In recent years, Sonoma has been recognized by one or another reviewing entity as the nation’s first Citta Slow city, one of America’s friendliest cities, one of its most romantic cities, a best Fourth of July city, and on and on.
But most Sonomans might argue that none of those titles define their town.
Which could lead to the question: Just what is a true portrait of Sonoma?
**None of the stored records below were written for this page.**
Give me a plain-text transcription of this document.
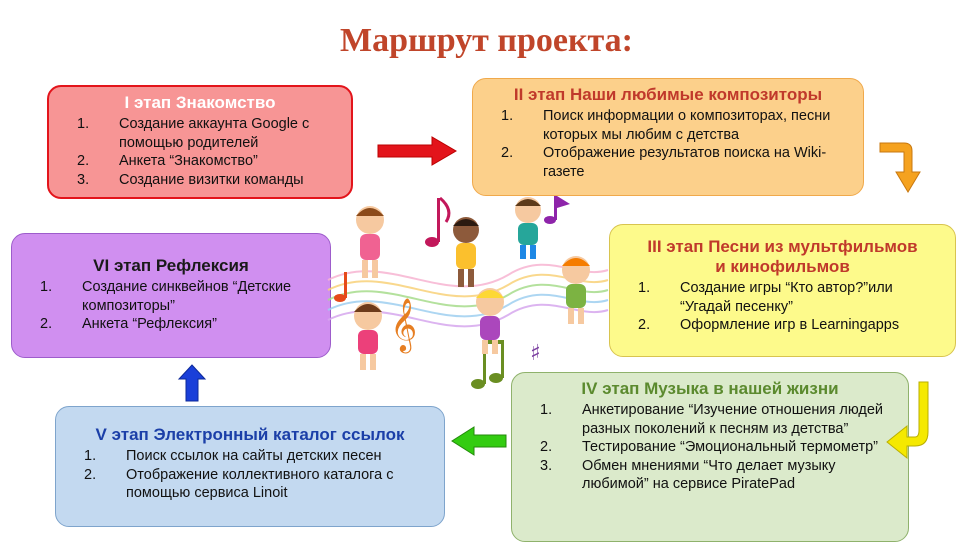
Маршрут проекта:
I этап Знакомство
1.	Создание аккаунта Google с помощью родителей
2.	Анкета “Знакомство”
3.	Создание визитки команды
II этап Наши любимые композиторы
1.	Поиск информации о композиторах, песни которых мы любим с детства
2.	Отображение результатов поиска на Wiki-газете
III этап Песни из мультфильмов и кинофильмов
1.	Создание игры “Кто автор?”или “Угадай песенку”
2.	Оформление игр в Learningapps
IV этап Музыка в нашей жизни
1.	Анкетирование “Изучение отношения людей разных поколений к песням из детства”
2.	Тестирование “Эмоциональный термометр”
3.	Обмен мнениями “Что делает музыку любимой” на сервисе PiratePad
V этап Электронный каталог ссылок
1.	Поиск ссылок на сайты детских песен
2.	Отображение коллективного каталога с помощью сервиса Linoit
VI этап Рефлексия
1.	Создание синквейнов “Детские композиторы”
2.	Анкета “Рефлексия”	𝄞
♯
Recently, county officials have provided some kind of answer.
It’s not a simple answer and it’s filled with contradictory and paradoxical components, but if all the pieces are assembled into a statistically accurate and comprehensible whole, a picture emerges that begins to define the town in ways not seen before.
That picture, formally titled “A Portrait of Sonoma County,” was unveiled Wednesday evening before a packed meeting at the Sonoma Valley Grange.
The answer provided is embedded in a year-long statistical analysis conducted by the Sonoma County Department of Health Services (DHS), leaning heavily on research already completed by Measure of America, a nationwide survey of health, education and living standards, census tract by census tract, all across the country.
The ultimate purpose is to create a Human Development Index, or HDI, to show the quality of life in every neighborhood, ranked from 1 to 10, with 10 indicating that a community has fully realized its potential.
The nationwide HDI averaged out to 5.07. For California, the rating was 5.39 and for Sonoma County it reached 5.42.
Asian Americans, as a racial group, ranked 7.10, whites ranked 6.01, African Americans ranked 4.68 and Latinos came in at 4.27.
Broken down for Sonoma Valley, the highest HDI is the census tract labeled Downtown Sonoma, with a level of 6.95, and the lowest is in the tract called Fetters Springs/Agua Caliente West, with a rating of 3.41.
Those two tracts make for a stark comparison when compared side-by-side.
The Downtown tract is 14.4 percent Latino, has school enrollment of 86 percent, a median income of $42,835 with 53 percent of the workforce in management occupations and an average household size of 2.1 persons.
The Fetters census tract has a Latino population of 66.4 percent, with 68 percent school enrollment, median earnings of just $19,444 and an average household size of 4.5 persons.
An even more dramatic comparison was revealed when two schools from sharply different neighborhoods in Sonoma Valley and Petaluma were compared side-by-side.
Grant Elementary School in Petaluma was composed of 82 percent white students, 7 percent Latino and 11 percent other, and just 10 percent of the students come from a disadvantaged background. Only 2 percent of Grant students were English-language learners, 75 percent were proficient in English, 78 percent were proficient in math and 83 percent were proficient in science.
By contrast, El Verano School, in the Springs, has a 76 percent Latino population, 18 percent white and 6 percent other. Fully 80 percent of El Verano students come from a disadvantaged background, 67 percent are English-language learners, and their English proficiency was measured at 21 percent, with 27 percent proficient in math and 40 percent proficient in science.